Il cielo è sereno, poche nuvole bianche non più cariche come un’ora fa, illuminate da un sole ormai non più troppo alto, sui monti del Sole e le Alpi Feltrine e Bellunesi; a sinistra il monte Cavallo, a destra Col Visentin, e li in basso il grande lago di Santa Croce.

Domani mattina non sarà la stessa cosa, la domenica mattina ci saranno già molte persone e stranieri che voleranno qui, la luce non sarà la stessa e ci saranno i Veneziani che verranno a mangiare al rifugio e a vederti volare.

Ma il sabato tardo pomeriggio c’è ancora, non è ancora finito. I pensieri non riescono a sopraffare quella specie di torpore che ti prende mentre guardi intorno a 360 gradi le tue montagne. All’inizio, erano un ambiente quasi ostile, il corso, le interminabili risalite al campetto, i primi voli alti fatti d’inverno anche con il cattivo tempo; ma tutto ciò era solo un mezzo per raggiungere lo scopo: riuscire a volare sopra i laghi di Revine, poco distanti da Vittorio Veneto, era quello che avevo sempre desiderato fin da piccolo. Ora invece nessun luogo può competere con il mio Alpago, il mio West, la mia “Frontiera”,  il mio mondo di allora.

Fra due ore sarò con gli amici giù in centro a treviso, davanti un aperitivo o a cena, e non sarò più lo stesso di ora. La natura che mi sta intorno, la maestosità degli elementi che mi circondano e con cui ho scelto di convivere una parte della mia vita, forse solo un frammento, si, ma degno di nota,  mi svuota e mi rende incapace di resistergli: io sono una infinitesima parte di quella maestosità che genera energia. Potrei stare qui un secondo, e sembrarmi un’eternità, oppure potrei vivere qui seduto su questo masso al decollo per un’eternità, in silenzio da solo, e poter credere che sia passata solo una frazione di quel secondo. Potrei perfino pensare di non avere altro scopo nella mia vita se non quello di rimanere qui. Qualcuno a volte ci riesce, ma il più delle volte, come nel mio caso, si preferisce chiudere gli occhi e far finta che Dio non abbia nessun ruolo in questa smisurata, incommensurabile e sconfinata dinamica, e che siamo solamente noi unici veri artefici di noi stessi, del nostro futuro e, soprattutto, di ciò che ci circonda. 

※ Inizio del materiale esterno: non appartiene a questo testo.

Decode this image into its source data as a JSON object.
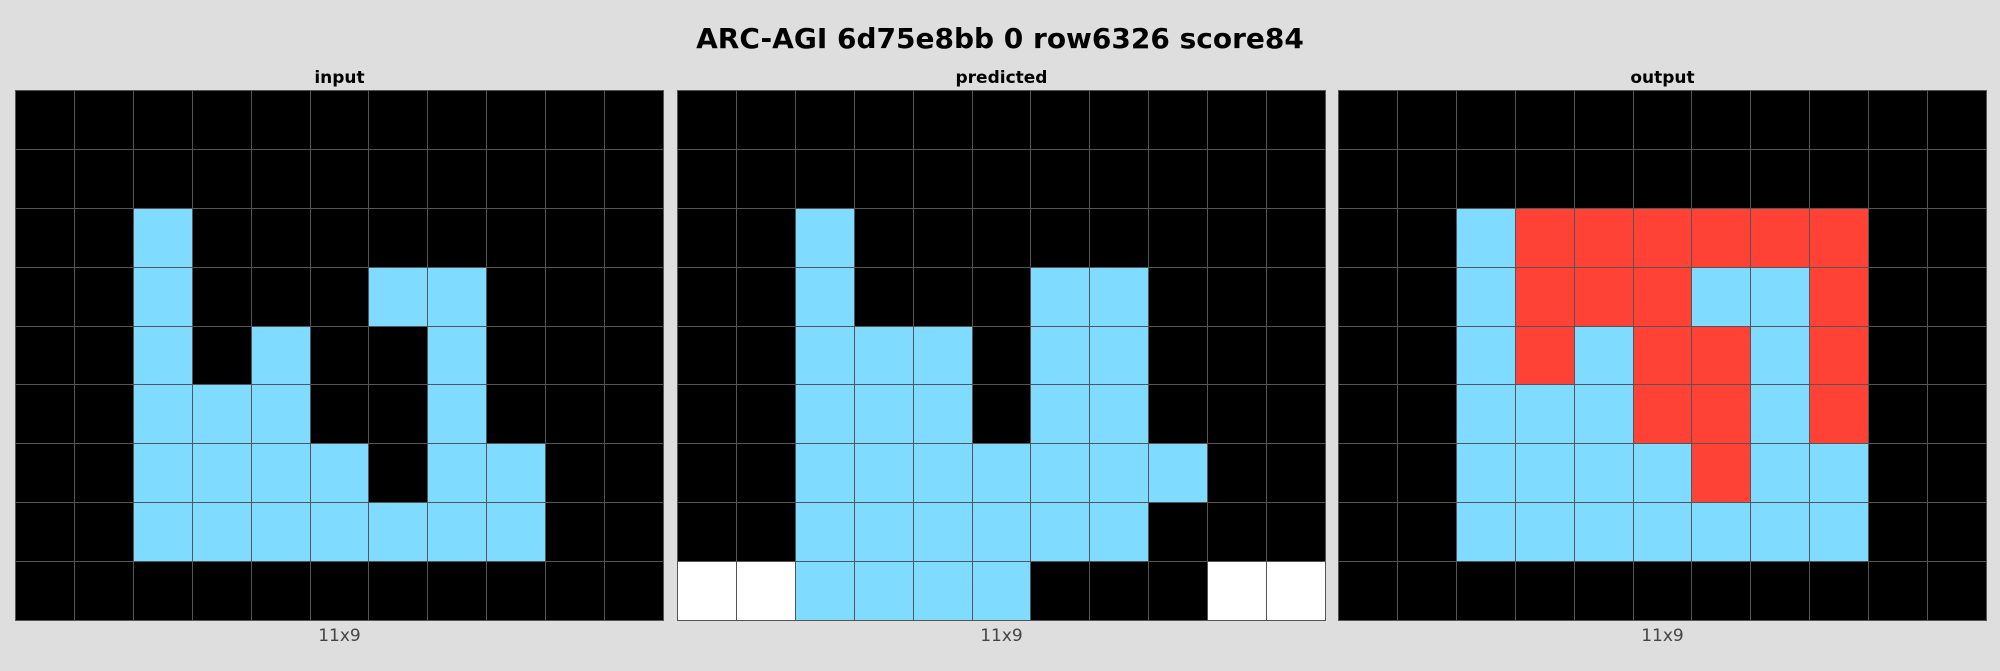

Un sabato, a metà pomeriggio, sono appena atterrato nel grande orto un centinaio di metri prima del campo di atterraggio, tra melanzane, insalate e pomodori: evidentemente non ho fatto bene i conti con il vento di oggi che mi ha fatto perdere rapidamente quota e non mi ha permesso di arrivare. Mi guardo in giro, ma per fortuna non vedo il proprietario che in questo momento sarà a fare acquisti a Belluno con la sua signora. Ripiego la mia vela, la chiudo nel sacco e mi avvio verso il club, a Pieve d’Alpago, due chilometri a piedi. Nel tragitto passo per il centro di Torch e mi fermo nel negozietto di alimentari a comperarmi un gelato. La signora mi saluta cordiale. Poche persone, il sole che splende e illumina le case del villaggio, un negozio di alimentari e due parrucchiere: non c’è altro a Torch, oltre a me e al mio parapendio, al cielo e alle nuvole. Avevo trent’anni. Sono riuscito, allora, a vedere la “mia” frontiera prima che scomparisse per sempre nella nebbia del tempo.